Sheryl Crow seems to think that “good is good, and bad is bad.” As far as being a baseball fan, she may be wrong.

We are in an age of rampant, unregulated, bandwagoning; an age when more Red Sox fans show up to Tropicana Field than Rays fans. As a response, the collective subconscious of baseball traditionalists (real fans) has deemed it cooler to follow a team that isn’t very good, as if that makes your fanhood more legitimate.

With so many idiotic imposters out there, flocking en masse to away games to ensure “their” team never experiences a real road game, it is easy to see why Orioles fans garner more respect from true baseball disciples than Sox or Yankees fans. They must be real fans, we communally imply, because they like a team that has sucked for a long time.

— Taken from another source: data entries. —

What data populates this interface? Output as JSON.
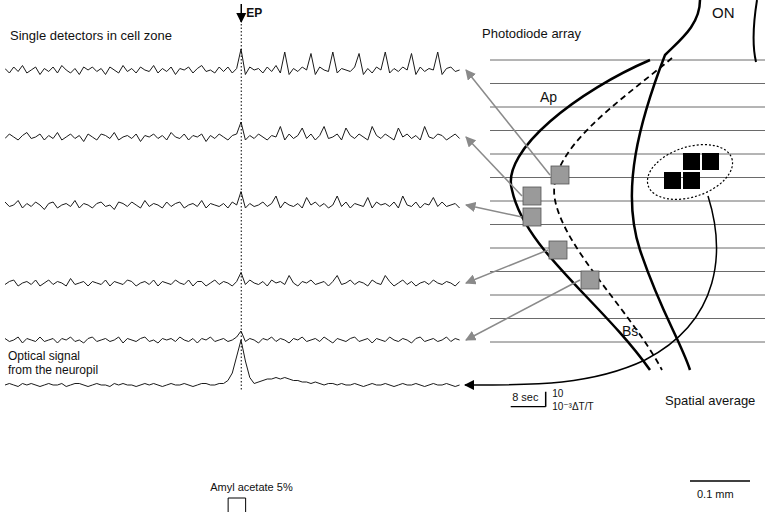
{
  "figure": {
    "left_title": "Single detectors in cell zone",
    "right_title": "Photodiode array",
    "event_marker": {
      "label": "EP",
      "time": 54
    },
    "regions": {
      "top": "ON",
      "upper": "Ap",
      "lower": "Bs"
    },
    "spatial_average_label": "Spatial average",
    "neuropil_label": [
      "Optical signal",
      "from the neuropil"
    ],
    "stimulus": {
      "label": "Amyl acetate 5%",
      "start": 51,
      "duration": 4
    },
    "time_scale_bar": {
      "value": 8,
      "label": "8 sec"
    },
    "amplitude_scale_bar": {
      "value": 10,
      "label": "10",
      "units": "10⁻³ΔT/T"
    },
    "distance_scale_bar": {
      "value": 0.1,
      "label": "0.1 mm"
    }
  },
  "chart_data": {
    "type": "line",
    "tick_labels": false,
    "x": [
      0,
      1,
      2,
      3,
      4,
      5,
      6,
      7,
      8,
      9,
      10,
      11,
      12,
      13,
      14,
      15,
      16,
      17,
      18,
      19,
      20,
      21,
      22,
      23,
      24,
      25,
      26,
      27,
      28,
      29,
      30,
      31,
      32,
      33,
      34,
      35,
      36,
      37,
      38,
      39,
      40,
      41,
      42,
      43,
      44,
      45,
      46,
      47,
      48,
      49,
      50,
      51,
      52,
      53,
      54,
      55,
      56,
      57,
      58,
      59,
      60,
      61,
      62,
      63,
      64,
      65,
      66,
      67,
      68,
      69,
      70,
      71,
      72,
      73,
      74,
      75,
      76,
      77,
      78,
      79,
      80,
      81,
      82,
      83,
      84,
      85,
      86,
      87,
      88,
      89,
      90,
      91,
      92,
      93,
      94,
      95,
      96,
      97,
      98,
      99,
      100,
      101,
      102,
      103,
      104
    ],
    "xlim": [
      0,
      124
    ],
    "ylim": [
      -6,
      15
    ],
    "y2lim": [
      -15,
      34
    ],
    "series": [
      {
        "color": "#1a1a1a",
        "axis": "y",
        "values": [
          1,
          -2,
          2,
          -1,
          3,
          -2,
          0,
          2,
          -3,
          1,
          -1,
          2,
          -2,
          3,
          0,
          -2,
          1,
          -3,
          2,
          0,
          2,
          -1,
          1,
          -3,
          2,
          0,
          -2,
          3,
          -1,
          1,
          -2,
          2,
          0,
          -1,
          3,
          -2,
          1,
          -1,
          2,
          -3,
          1,
          0,
          2,
          -2,
          1,
          3,
          -1,
          0,
          -2,
          2,
          -1,
          2,
          -2,
          1,
          14,
          -3,
          2,
          0,
          1,
          -2,
          2,
          -1,
          3,
          -2,
          12,
          -3,
          1,
          -1,
          2,
          0,
          11,
          -3,
          2,
          0,
          -1,
          12,
          -2,
          1,
          0,
          -1,
          2,
          11,
          -3,
          1,
          -2,
          2,
          0,
          12,
          -2,
          1,
          -1,
          2,
          0,
          11,
          -3,
          2,
          -1,
          1,
          0,
          12,
          -3,
          1,
          2,
          -1,
          0
        ]
      },
      {
        "color": "#1a1a1a",
        "axis": "y",
        "values": [
          -1,
          2,
          0,
          -2,
          1,
          3,
          -1,
          0,
          2,
          -2,
          1,
          -1,
          3,
          -2,
          0,
          2,
          -1,
          1,
          -3,
          2,
          0,
          -2,
          2,
          1,
          -1,
          3,
          -2,
          0,
          1,
          -1,
          2,
          -3,
          1,
          0,
          2,
          -1,
          1,
          -2,
          3,
          0,
          -1,
          2,
          -2,
          1,
          0,
          2,
          -3,
          1,
          -1,
          2,
          0,
          -2,
          1,
          2,
          10,
          -2,
          1,
          -1,
          2,
          0,
          -2,
          1,
          0,
          7,
          -2,
          2,
          -1,
          1,
          6,
          -1,
          2,
          -2,
          1,
          7,
          -1,
          0,
          2,
          -2,
          6,
          1,
          -1,
          2,
          0,
          -2,
          7,
          1,
          -1,
          2,
          0,
          -2,
          6,
          0,
          2,
          -1,
          1,
          -2,
          7,
          0,
          -1,
          2,
          1,
          -2,
          0,
          2,
          -1
        ]
      },
      {
        "color": "#1a1a1a",
        "axis": "y",
        "values": [
          2,
          -1,
          0,
          3,
          -2,
          1,
          -1,
          2,
          0,
          -3,
          1,
          2,
          -2,
          0,
          1,
          -1,
          3,
          -2,
          1,
          0,
          -2,
          1,
          2,
          -1,
          0,
          -3,
          2,
          1,
          -1,
          2,
          0,
          -2,
          3,
          -1,
          1,
          0,
          -2,
          2,
          -1,
          1,
          2,
          -2,
          0,
          1,
          -1,
          3,
          -2,
          1,
          0,
          -1,
          1,
          -2,
          2,
          0,
          9,
          -2,
          1,
          -1,
          0,
          2,
          -1,
          1,
          6,
          -2,
          2,
          0,
          -1,
          1,
          -2,
          5,
          0,
          2,
          -1,
          1,
          -2,
          0,
          6,
          -1,
          2,
          -2,
          1,
          0,
          -1,
          5,
          -2,
          2,
          0,
          1,
          -1,
          2,
          -2,
          6,
          0,
          -1,
          2,
          -2,
          1,
          0,
          5,
          -1,
          2,
          -1,
          0,
          1,
          -2
        ]
      },
      {
        "color": "#1a1a1a",
        "axis": "y",
        "values": [
          -1,
          1,
          2,
          -2,
          0,
          1,
          -1,
          2,
          -2,
          0,
          2,
          -1,
          1,
          0,
          -2,
          3,
          -1,
          0,
          1,
          -2,
          1,
          0,
          -1,
          2,
          -2,
          1,
          0,
          -1,
          2,
          1,
          -2,
          0,
          1,
          -1,
          2,
          -2,
          1,
          0,
          -1,
          2,
          0,
          -1,
          2,
          -2,
          1,
          1,
          -2,
          0,
          2,
          -1,
          1,
          0,
          -2,
          1,
          7,
          -1,
          2,
          0,
          -1,
          1,
          -2,
          2,
          0,
          1,
          -1,
          5,
          0,
          -2,
          1,
          0,
          2,
          -1,
          0,
          1,
          -2,
          1,
          5,
          -1,
          0,
          2,
          -1,
          1,
          0,
          -2,
          2,
          0,
          -1,
          5,
          1,
          -2,
          0,
          2,
          -1,
          1,
          -2,
          0,
          1,
          -1,
          2,
          0,
          -1,
          1,
          0,
          -2,
          1
        ]
      },
      {
        "color": "#1a1a1a",
        "axis": "y",
        "values": [
          1,
          -1,
          0,
          2,
          -2,
          1,
          0,
          -1,
          2,
          -1,
          0,
          1,
          -2,
          1,
          0,
          2,
          -1,
          0,
          -2,
          1,
          2,
          -1,
          0,
          1,
          -1,
          0,
          2,
          -2,
          1,
          0,
          -1,
          1,
          2,
          -1,
          0,
          -2,
          1,
          0,
          1,
          -1,
          2,
          0,
          -1,
          1,
          -2,
          1,
          0,
          2,
          -1,
          0,
          1,
          -1,
          0,
          2,
          6,
          -1,
          1,
          0,
          -2,
          1,
          0,
          2,
          -1,
          1,
          0,
          -2,
          1,
          0,
          2,
          -1,
          0,
          1,
          -1,
          2,
          0,
          -2,
          1,
          0,
          -1,
          1,
          2,
          -1,
          0,
          1,
          -2,
          1,
          0,
          -1,
          2,
          0,
          -1,
          1,
          0,
          -2,
          1,
          2,
          -1,
          0,
          1,
          -1,
          0,
          2,
          -1,
          1,
          0
        ]
      },
      {
        "color": "#1a1a1a",
        "axis": "y2",
        "values": [
          0,
          1,
          0,
          -1,
          1,
          0,
          1,
          0,
          -1,
          0,
          1,
          0,
          0,
          1,
          -1,
          0,
          1,
          1,
          0,
          -1,
          0,
          1,
          0,
          0,
          -1,
          1,
          0,
          1,
          0,
          0,
          -1,
          0,
          1,
          0,
          1,
          0,
          -1,
          0,
          1,
          0,
          0,
          1,
          0,
          -1,
          0,
          1,
          1,
          0,
          0,
          1,
          1,
          3,
          8,
          20,
          30,
          16,
          5,
          1,
          2,
          3,
          4,
          4,
          5,
          4,
          5,
          4,
          3,
          3,
          2,
          2,
          1,
          2,
          1,
          0,
          1,
          1,
          0,
          1,
          0,
          0,
          1,
          0,
          -1,
          0,
          1,
          0,
          0,
          1,
          0,
          -1,
          0,
          1,
          0,
          0,
          1,
          0,
          -1,
          0,
          1,
          0,
          0,
          1,
          0,
          -1,
          0
        ]
      }
    ]
  }
}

Arbitrarily deciding to follow a historically popular team like the Yankees, Red Sox, or Cubs—especially when they are winning—is a baseball felony comparable to taking steroids or wearing a Roger Clemens jersey. It’s like committing credibility suicide.

This phenomenon seems to be an inherent paradox: it is unpopular to like popular teams, and fun to root for loveable losers. It means that, in some twisted sense, it is more desirable to be a fan of a bad team, as if the fundamental goal of being a fan were earning as much credibility as possible, rather than following your team to a championship. Perhaps because only eight teams each year make the playoffs, baseball has become more about you as a fan than the team. Much in the same way affirmative action seeks to repair racism, this reactionary sentiment is a reversed manifestation of the same problem it opposes in the first place.